We’ve touched a bit on the benefits here, but with the new model we can look at the predicted door growth of companies and the predicted door growth of every product that company owns. Investors can use this data to make targeted investments in the brands with growth patterns that meet their hypotheses. This is often, but not always, the highest growth companies. Some investors actually like investing into companies where they aren’t expected to expand distribution – with the hypothesis they can add value by fueling that distribution themselves. This model allows investors to pick companies with a predicted growth that works for them.
Buyers at retailers have hundreds, and sometimes thousands, of brands vying for their attention and trying to capture shelf space in their stores. Often times, it can be hard to tell the difference between these products and difficult to determine why one might grow more than another. They typically have very little data, and none of it is predictive. The new model would allow retailers to immediately determine which brands and products have the highest growth potential and select those products for their shelves.

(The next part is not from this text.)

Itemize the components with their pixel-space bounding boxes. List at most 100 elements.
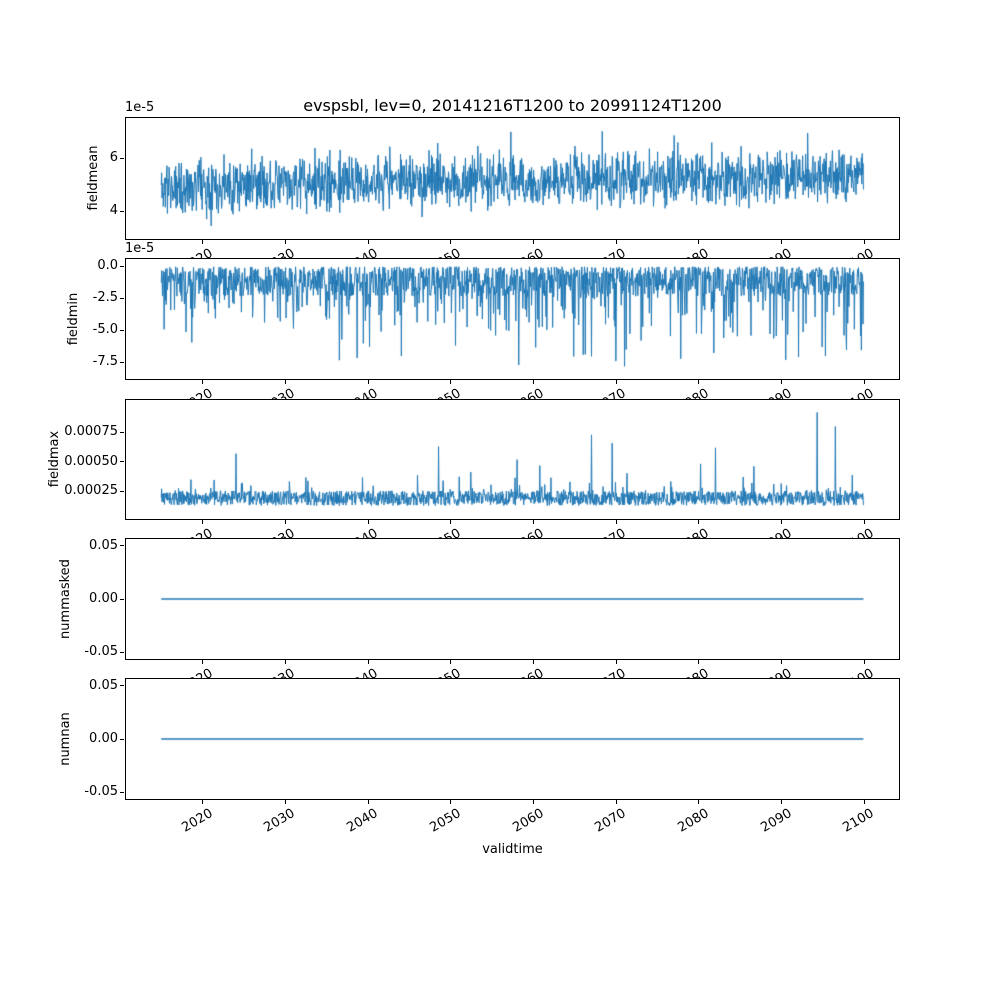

As often happens with Helio, we also expect to see these insights applied in ways that we might not anticipate yet.
A view of the future
In December of last year, our CEO Ryan wrote a post about where Helio is today and discussed some of our platform’s limitations. He made mention of the Gartner framework for analysis, included below.
At that time of the post, Ryan noted that Helio was very good at descriptive and diagnostic analytics, but was not as strong at predictive and prescriptive analytics. While we still have room to grow, we think the new Future Distribution Model is a big step towards being able to describe what will happen and effect how it will happen at scale.
We look forward to sharing more outputs of this model with you in the near future and continuing to build Helio to predict and prescribe other factors that are important to entrepreneurs, investors, and retailers.